Secondo la polizia, un’auto aveva invaso la corsia opposta, scontrandosi con quella di Amedeo e Vittorio.
Passò del tempo. I genitori non la lasciavano sola.
“Figlia mia, non fissarti. Amedeo non tornerà, hai Leonardo. Devi vivere per lui. Ora dovrai lavorare per mantenervi,” disse la madre.
Vladimira sapeva che la quota del marito sarebbe passata a lei. Ripresasi, andò in clinica. Alla reception non c’era più Daniela, ma un’altra segretaria.
“Buongiorno, dov’è Daniela?”
“Buongiorno, lei è Vladimira Romanovna?”
“Sì. Dov’è Daniela?”
“Sono una sostituta. Daniela è in ospedale. Non lo sa?”
“No, cosa è successo?”
“Era nell’auto con Amedeo Michele… l’incidente.”
Allora Vladimira ricordò i discorsi su una ragazza in rianimazione. Andò in ospedale, ma Daniela era già in camera. Non la fecero entrare. Tornò giorni dopo, portando ciò di cui aveva bisogno. Finalmente, le dissero che poteva vederla.
Alla sua vista, Daniela la guardò spaventata. Non sapeva ancora nulla degli altri.
“Ciao Daniela, come stai?”
“Meglio…” arrossì. “E Amedeo Michele e Vittorio Michele? Sono in ospedale?”
“Daniela… non ci sono più,” rispose piano Vladimira.
La ragazza pianse, voltandosi verso la finestra. Vladimira, pensando stesse male, uscì. Settimane dopo, le dissero che Daniela sarebbe stata dimessa.
“Sta bene, anche il bambino. La dimettiamo domani.”
“Bambino? È incinta?”
“Sì, non lo sapeva?” chiese l’infermiera sorpresa.
Vladimira fu sbalordita. Daniela non aveva visite. Entrò in camera: la ragazza sembrava meglio, le guance rosse.
“Ti dimettono domani. Viene qualcuno a prenderti?”
“Non ho marito,” sussurrò Daniela.
“Il padre? Perché non dicevi niente?”
“Avevo paura di voi…”
“Di me? Per il lavoro, non temere. Andrai in maternità, come tutte.”
“È il figlio di Amedeo Michele.” Daniela arrossì. “Perdonatemi,” si coprì il viso.
“Un altro colpo. E non il primo…”
La telefonata arrivò presto, Vladimira stava per alzarsi. Non si aspettava questo, non sapeva come reagire. Prima la morte del marito, ora il tradimento. Uscì dall’ospedale, salì in auto e guidò senza meta. Si fermò fuori città, scese.

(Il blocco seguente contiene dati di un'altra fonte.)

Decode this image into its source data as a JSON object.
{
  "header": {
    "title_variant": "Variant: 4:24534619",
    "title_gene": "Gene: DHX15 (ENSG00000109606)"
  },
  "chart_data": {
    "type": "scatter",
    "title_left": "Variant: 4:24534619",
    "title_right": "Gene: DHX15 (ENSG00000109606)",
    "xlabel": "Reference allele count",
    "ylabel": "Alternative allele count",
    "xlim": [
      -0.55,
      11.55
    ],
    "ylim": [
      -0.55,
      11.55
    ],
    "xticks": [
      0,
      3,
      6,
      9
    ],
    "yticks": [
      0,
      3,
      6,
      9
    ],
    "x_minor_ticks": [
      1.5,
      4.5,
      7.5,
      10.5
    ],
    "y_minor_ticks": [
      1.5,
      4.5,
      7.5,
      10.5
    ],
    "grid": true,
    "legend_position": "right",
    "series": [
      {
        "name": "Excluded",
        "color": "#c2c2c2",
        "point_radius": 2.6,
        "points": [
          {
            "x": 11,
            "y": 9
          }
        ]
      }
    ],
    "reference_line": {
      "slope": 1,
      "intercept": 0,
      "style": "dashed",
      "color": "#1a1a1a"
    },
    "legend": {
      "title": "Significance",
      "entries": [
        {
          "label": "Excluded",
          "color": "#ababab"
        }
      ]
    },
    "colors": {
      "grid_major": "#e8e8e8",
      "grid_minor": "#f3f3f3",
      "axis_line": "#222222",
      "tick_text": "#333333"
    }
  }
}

“Come ha potuto? Io credevo in lui. Dio, aiutami a resistere.” Una terribile idea le attraversò la mente: forse era meglio così. Altrimenti, Amedeo sarebbe andato via con Daniela. Non l’avrebbe sopportato.
Non licenziò Daniela. Aspettò che partorisse. Sarebbe stato un maschio. Poi la ragazza andò in maternità. Vladimira non si interessò più a lei.

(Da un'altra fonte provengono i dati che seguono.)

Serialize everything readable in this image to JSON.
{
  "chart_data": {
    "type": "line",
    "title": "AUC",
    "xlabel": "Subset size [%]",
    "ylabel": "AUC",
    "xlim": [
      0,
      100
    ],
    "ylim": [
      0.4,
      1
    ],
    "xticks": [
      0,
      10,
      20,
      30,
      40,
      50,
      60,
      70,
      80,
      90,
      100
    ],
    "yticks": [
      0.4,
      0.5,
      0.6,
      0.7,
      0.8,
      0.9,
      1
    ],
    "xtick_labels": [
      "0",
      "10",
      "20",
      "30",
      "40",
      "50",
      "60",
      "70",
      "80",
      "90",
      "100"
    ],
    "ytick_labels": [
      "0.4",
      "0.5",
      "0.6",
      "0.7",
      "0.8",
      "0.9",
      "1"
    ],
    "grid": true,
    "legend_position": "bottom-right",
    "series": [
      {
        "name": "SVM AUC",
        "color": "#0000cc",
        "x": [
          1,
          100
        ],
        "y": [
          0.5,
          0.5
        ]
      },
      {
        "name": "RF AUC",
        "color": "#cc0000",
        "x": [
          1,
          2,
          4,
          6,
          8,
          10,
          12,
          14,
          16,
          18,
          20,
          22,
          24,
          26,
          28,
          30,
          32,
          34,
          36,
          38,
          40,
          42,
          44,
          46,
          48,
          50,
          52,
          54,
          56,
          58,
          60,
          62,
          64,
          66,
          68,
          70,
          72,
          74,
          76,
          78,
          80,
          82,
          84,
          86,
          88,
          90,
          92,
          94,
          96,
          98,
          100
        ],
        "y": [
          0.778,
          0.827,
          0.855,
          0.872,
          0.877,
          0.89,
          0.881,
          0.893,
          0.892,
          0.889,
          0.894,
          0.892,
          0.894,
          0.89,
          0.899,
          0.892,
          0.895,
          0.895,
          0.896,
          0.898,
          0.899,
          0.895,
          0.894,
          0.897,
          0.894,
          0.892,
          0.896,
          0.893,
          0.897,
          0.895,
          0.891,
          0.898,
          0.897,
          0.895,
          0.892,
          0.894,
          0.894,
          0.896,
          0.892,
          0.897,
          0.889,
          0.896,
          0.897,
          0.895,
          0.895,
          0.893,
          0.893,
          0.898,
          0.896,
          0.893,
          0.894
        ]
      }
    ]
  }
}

Passò altro tempo. Una mattina, squillò il telefono. Numero sconosciuto.
“Buongiorno. Daniela è morta di parto. Il bimbo sta bene. Il suo numero era l’unico nei contatti, così l’abbiamo chiamata.”
“Grazie,” rispose meccanicVladimira prese il bambino tra le braccia, sentì un improvviso calore al cuore, e capì che, nonostante tutto, la vita le stava davvero dando un’altra possibilità.